Personal tools
You are here: Home 2009 October 03 open source SAN storage

open source SAN storage

by JeP — last modified Oct 03, 2009 10:50 PM

An Open Source / Standards based SAN (Storage Area Network) is within reach. With a free / open source standard for AoE (Ata over Ethernet) by Cordaid, a recent Linux distribution, a standard ethernet card and switch now you can build your own SAN.

Many people in IT love the KISS - Keep It Simple, Stupid - principle.

But they also like flexibility .....

Every layer of flexibility, removes some simplicity. But AoE uses two well known standards (ATA and Ethernet) so the specification document only counts 12 pages. Many high density disks talk (S)ATA and every network connected computer knows Ethernet so why add more complexity with protocols like iSCSI if you want to connect to a remote SATA disk? Setting up your first AoE storage from a recent Linux distribution costs you less than 12 minutes. Changing a physical hard drive takes longer. Lets get our export our first SAN raw disk that we can format and mount on another system.

 

On the storage server side

Install vbladed or vblade-persist. After that you can choose an empty! partition, logical volume or disk image to export over ethernet. Export this with the vblade daemon. Make sure export to the intended storage clients MAC address with MAC filtering.

 

On the client side

Install aoe-tools and insert the kernel module aoe. After that you can run aoe-discover (from within the same subnet as the exporting storage server) and you will see a new device in /dev/etherd/e.X.Y.

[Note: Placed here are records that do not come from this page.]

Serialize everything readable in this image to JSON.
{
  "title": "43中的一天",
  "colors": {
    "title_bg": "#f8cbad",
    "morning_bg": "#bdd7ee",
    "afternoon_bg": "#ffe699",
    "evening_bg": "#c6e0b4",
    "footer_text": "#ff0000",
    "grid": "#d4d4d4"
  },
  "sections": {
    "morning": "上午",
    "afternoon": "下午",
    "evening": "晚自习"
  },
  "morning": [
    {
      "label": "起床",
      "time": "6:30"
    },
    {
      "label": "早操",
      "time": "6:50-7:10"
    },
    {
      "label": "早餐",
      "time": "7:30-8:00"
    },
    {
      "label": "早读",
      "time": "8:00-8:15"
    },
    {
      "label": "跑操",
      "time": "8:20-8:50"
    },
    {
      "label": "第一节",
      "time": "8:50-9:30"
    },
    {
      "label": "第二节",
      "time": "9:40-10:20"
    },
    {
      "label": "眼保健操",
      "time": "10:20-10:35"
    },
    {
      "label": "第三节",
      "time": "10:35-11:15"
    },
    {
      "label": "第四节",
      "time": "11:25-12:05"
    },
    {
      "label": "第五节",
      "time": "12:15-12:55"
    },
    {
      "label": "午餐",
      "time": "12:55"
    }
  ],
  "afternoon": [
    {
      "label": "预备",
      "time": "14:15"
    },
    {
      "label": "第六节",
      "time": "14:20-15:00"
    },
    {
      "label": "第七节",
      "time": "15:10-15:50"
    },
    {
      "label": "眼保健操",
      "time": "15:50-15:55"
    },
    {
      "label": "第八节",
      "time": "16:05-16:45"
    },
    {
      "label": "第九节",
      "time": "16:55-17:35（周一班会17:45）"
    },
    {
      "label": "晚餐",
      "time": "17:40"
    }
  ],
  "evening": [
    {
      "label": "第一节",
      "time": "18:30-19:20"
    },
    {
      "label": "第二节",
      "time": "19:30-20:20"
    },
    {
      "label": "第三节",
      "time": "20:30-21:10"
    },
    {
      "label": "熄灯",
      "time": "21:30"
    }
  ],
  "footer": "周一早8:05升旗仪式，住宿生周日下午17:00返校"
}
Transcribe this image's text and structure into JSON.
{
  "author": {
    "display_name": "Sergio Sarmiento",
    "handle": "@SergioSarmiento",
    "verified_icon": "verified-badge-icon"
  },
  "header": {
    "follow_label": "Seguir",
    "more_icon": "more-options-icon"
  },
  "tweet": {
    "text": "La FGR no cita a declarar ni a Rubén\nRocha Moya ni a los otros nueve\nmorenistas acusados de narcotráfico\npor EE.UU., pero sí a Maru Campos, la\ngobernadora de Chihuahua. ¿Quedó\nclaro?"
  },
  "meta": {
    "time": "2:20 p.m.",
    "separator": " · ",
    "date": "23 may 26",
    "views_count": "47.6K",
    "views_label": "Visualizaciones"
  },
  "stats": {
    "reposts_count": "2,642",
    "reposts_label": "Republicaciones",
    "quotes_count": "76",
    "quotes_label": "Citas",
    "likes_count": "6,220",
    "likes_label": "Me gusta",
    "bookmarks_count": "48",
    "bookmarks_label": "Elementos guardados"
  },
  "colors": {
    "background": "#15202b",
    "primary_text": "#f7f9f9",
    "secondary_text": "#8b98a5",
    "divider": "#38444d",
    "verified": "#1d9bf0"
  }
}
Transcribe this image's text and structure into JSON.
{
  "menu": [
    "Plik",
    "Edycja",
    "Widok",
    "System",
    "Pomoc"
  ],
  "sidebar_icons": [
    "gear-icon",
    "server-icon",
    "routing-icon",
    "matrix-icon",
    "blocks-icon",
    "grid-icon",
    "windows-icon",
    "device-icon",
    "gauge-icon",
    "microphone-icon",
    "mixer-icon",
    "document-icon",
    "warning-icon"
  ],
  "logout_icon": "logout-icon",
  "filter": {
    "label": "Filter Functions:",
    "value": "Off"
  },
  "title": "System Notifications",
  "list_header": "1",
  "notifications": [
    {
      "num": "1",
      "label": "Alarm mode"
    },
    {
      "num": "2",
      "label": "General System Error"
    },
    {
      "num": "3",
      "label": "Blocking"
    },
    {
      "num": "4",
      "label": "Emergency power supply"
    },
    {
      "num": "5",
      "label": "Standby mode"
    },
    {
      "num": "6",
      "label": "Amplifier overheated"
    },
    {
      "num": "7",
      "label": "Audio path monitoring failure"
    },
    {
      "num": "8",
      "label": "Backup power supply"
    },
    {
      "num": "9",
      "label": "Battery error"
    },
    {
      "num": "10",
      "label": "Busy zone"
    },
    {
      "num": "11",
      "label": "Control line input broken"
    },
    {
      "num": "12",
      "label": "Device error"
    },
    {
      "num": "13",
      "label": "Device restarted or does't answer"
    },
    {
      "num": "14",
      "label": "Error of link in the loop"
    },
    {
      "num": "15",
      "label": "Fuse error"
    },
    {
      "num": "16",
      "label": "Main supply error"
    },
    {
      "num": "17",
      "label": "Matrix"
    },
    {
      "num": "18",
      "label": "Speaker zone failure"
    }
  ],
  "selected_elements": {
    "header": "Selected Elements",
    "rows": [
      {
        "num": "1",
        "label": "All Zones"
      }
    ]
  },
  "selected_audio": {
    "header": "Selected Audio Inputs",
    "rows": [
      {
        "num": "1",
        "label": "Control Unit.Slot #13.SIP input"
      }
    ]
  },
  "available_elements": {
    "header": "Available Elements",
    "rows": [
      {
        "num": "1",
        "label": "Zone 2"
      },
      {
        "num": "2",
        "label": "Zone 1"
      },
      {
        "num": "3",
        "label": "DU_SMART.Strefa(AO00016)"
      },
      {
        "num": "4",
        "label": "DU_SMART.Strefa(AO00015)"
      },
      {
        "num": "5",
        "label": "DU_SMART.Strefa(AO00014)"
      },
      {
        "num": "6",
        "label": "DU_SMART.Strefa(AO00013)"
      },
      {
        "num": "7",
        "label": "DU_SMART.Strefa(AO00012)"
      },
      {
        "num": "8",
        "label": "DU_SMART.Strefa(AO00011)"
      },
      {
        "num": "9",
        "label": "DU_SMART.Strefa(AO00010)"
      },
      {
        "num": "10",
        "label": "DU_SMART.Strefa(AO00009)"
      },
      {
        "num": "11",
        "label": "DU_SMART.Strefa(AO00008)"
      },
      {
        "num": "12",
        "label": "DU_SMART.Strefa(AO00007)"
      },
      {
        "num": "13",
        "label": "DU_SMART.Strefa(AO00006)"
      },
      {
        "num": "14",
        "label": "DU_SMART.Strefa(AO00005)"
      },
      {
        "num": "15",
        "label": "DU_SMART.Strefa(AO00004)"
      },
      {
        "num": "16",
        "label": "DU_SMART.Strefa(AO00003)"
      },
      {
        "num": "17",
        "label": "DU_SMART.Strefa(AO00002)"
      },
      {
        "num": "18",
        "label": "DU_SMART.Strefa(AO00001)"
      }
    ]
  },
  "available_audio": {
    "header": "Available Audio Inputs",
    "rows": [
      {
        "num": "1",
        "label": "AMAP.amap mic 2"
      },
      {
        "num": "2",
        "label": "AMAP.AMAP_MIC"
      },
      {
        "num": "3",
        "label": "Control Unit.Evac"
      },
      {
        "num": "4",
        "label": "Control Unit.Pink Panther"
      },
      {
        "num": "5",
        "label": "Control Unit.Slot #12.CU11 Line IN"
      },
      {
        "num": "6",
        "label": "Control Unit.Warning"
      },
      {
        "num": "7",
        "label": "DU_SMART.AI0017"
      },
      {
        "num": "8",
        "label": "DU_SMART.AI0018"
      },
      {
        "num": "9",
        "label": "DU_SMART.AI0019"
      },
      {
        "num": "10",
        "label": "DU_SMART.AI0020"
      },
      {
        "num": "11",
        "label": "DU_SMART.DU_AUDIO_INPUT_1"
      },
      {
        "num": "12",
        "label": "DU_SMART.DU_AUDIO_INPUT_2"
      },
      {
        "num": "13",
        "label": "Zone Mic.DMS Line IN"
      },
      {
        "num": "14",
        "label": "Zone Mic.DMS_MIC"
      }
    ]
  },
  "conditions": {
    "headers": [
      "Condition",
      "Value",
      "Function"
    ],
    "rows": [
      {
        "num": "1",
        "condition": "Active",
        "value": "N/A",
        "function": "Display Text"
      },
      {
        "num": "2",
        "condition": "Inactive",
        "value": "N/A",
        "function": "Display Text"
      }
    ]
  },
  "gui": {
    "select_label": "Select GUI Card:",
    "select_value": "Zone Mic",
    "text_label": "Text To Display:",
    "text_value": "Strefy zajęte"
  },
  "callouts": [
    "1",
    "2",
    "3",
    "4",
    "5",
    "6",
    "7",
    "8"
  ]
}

 You can use this device as any regular block device or disk. So the first thing you probably would like to do is create a filesystem on it and mount it.

 

So why do you want this AoE? If you want to centralize your storage in one machine (behind a lock), or you want to build a quiet system without own internal disks. Or ... well there are many reasons ... Why would you want to have a disk in every device? Keep your disk storage central, keep your energy usage low. Manage your data from a central point.

It is quite easy to build a diskless machine that boots from an AoE disk. Your client machine needs to be capable to boot with PXE. For the server side I would suggest using dnsmasq for tftp and and dhcp. You just need to make a slightly altered initrd with AoE included to boot from the network. Then you would have a quiet system that is easy replacable. If it dies, just replace the hardware, change some settings on your boot and storage server and start the new hardware to boot with the same storage. No need to reinstall your OS. Within minutes your new system is up and running again. If your storage server holds important data, think about a backup strategy to protect against human or technical failure.